La vraie explosion n'a eu lieu que des mois plus tard. Sur certains restes de murs commençait à pousser de l’herbe, dont on a trouvé les restes brûlés. L'éruption a eu lieu en plusieurs phases. La première a été l'expulsion de pierre ponce relativement légère, qui s'est abattue en une couche relativement faible, d'au plus 7 m d'épaisseur. Elle a fait s'effondrer les toits par la surcharge, mais a abrité les bâtiments de la destruction par les phases ultérieures, bien plus graves. Celles-ci ont déposé des couches de cendres et de blocs de lave faisant jusqu'à 5 m de diamètre, et même, en d'autres endroits de l'île, jusqu'à 20 m.
Après la fin de l’éruption, des pluies intenses ont longuement arrosé ce qu'il restait de l'île. Elles se sont rassemblées en torrents, et ont creusé de profondes ravines dans le paysage désolé. Une de ces ravines traverse la zone de fouilles actuelle, et a rempli beaucoup de pièces avec la boue et les cendres qu'elle transportait, si vite et si complètement que les objets s'y sont particulièrement bien conservés.

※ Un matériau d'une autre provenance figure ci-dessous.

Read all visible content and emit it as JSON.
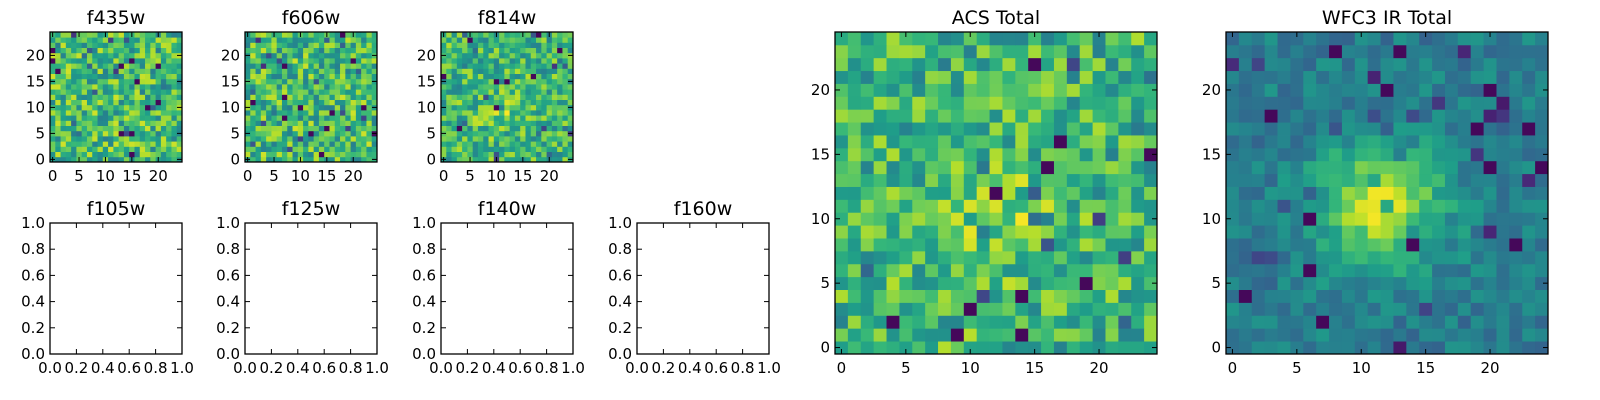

La datation de l'éruption minoenne et de l'anéantissement de la ville d'Akrotiri n'est pas absolument sûre. Les styles de céramique les plus récents dans la ville appartiennent à la phase IA du cycladique tardif. On peut les synchroniser avec les fouilles de Crète et d'Égypte selon la chronologie égyptienne, et aboutir ainsi à environ 1530 av. J.-C. Les méthodes physiques, par la méthode du carbone 14, et par le dépôt de cendres volcaniques dans les glaces du Groenland indiquent les années 1620 av. J.-C. L'interprétation des données divergentes et ses conséquences éventuelles pour la datation des cultures méditerranéennes fait l’objet de débats dans les cercles spécialisés.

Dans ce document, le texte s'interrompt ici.